Wes wouldn’t have put it quite that way, but he agreed as far as Tanya went.
Tanya stared into her coffee. “That’s what he called me, a ‘desperate housewife.’”
Wes felt sorry for her.
Kelly put her hand on Tanya’s arm. “Maybe he meant you’re hot like those women on that TV show.”
Wes smiled at Kelly. She had a big heart.
“No,” Holly said abruptly. “No,” she repeated, her face flooding with color as she sucked in a breath. “Bridget is ‘Barbie Babe.’ Tanya is ‘Desperate Housewife.’ He had a nickname for all the women. He wasn’t talking about a TV show, he was talking about his Web site!” She stood up and hurried past him and out of the kitchen.
Wes got up and followed her. He found Holly in her home office signing onto the Internet.
God, she was something. She had one leg tucked underneath her, her gaze locked onto the computer, her expression so intense, he could practically hear her brain working. Somehow, she’d pulled a clue out of Tanya’s words and she was going to work it.
Holly had been right about one thing—she was damn good at her job.
“The O’Man. Cullen is The O’Man! Look at these names.”
As absorbed as she was in the computer, she’d still heard him follow her. His
PI would always have a cop’s instincts. He walked over, put one hand on the desk and one on the back of her chair. Looking at the screen, he studied the Web site. “This is the one you were looking at a few days ago.”
“Yes.” She was nearly breathless with excitement. “See the list of titles for his podcasts?” She pointed to a sidebar.
Wes read:
Coming Soon: Desperate Housewife
O’MAN SEDUCTIONS
Anti-Princess
Invisible Woman
Wonder Woman
Barbie Babe
Plastic Girl
Cat Woman
Batgirl
Black Widow
Electra
Lois Lane
He turned his head and looked at her. “Anti-Princess? Is that you?” His mind tumbled over that. She had appeared to follow Cullen after leaving the bookstore the first night. But she had an explanation for that—Phil Shaker had hired her to find out who Tanya was sleeping with.
Her bright expression dimmed. “No. My brothers thought the same thing.

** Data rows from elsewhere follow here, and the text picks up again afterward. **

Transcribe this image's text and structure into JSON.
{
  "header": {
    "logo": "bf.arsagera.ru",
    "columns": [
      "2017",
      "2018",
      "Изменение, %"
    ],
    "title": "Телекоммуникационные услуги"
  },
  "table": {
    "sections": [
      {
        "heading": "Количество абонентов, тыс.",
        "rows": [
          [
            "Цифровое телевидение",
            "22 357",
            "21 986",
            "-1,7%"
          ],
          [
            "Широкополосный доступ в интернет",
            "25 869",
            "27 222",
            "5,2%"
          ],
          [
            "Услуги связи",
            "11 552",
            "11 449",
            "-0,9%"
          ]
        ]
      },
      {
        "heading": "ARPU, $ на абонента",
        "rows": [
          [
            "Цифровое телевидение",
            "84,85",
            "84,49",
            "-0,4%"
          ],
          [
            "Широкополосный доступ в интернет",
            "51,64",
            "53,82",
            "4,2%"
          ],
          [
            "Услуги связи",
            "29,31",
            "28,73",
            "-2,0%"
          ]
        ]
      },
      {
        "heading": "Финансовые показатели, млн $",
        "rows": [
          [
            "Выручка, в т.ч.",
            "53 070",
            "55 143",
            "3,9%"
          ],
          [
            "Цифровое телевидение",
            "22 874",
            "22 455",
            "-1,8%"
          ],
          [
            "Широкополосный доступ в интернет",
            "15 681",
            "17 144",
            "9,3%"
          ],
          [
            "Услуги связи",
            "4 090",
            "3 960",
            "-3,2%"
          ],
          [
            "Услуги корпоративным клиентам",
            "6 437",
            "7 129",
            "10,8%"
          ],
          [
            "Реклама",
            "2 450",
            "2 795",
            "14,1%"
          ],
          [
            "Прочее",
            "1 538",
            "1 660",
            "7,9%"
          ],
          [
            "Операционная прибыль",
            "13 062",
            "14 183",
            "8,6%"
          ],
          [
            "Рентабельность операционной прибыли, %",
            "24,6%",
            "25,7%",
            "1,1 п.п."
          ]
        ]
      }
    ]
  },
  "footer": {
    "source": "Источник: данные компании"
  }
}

I’d never met Cullen until that night in your bookstore.”
Watching her face, he told himself to let it go. But he couldn’t. “It wouldn’t make a difference to me.”
She stiffened. “I don’t give a rat’s ass what you think, Brockman. This is about your case. Look at this.” She pointed to the screen. “This is why someone killed Cullen and stole his laptop.”
One thing he knew about Holly, she was honest about sex. She’d just tell him. In fact, she’d use it to push him away. He lifted his hand from the chair to slide it beneath her drying hair. “Don’t tense up. Look, I’m sorry. I asked, you answered, and I should have accepted your answer the first time.” He rubbed the tension in her neck while directing his attention to the screen. “Invisible Woman. Remember Nora said that Cullen had called her that when we talked to her at the bakery?” It had stuck in his mind because it fit. Nora was just sort of there, nearly invisible.
Holly nodded. “That’s right, I remember now.”
Gently kneading the tension in her neck, he asked, “These podcasts—they’re like a radio show?”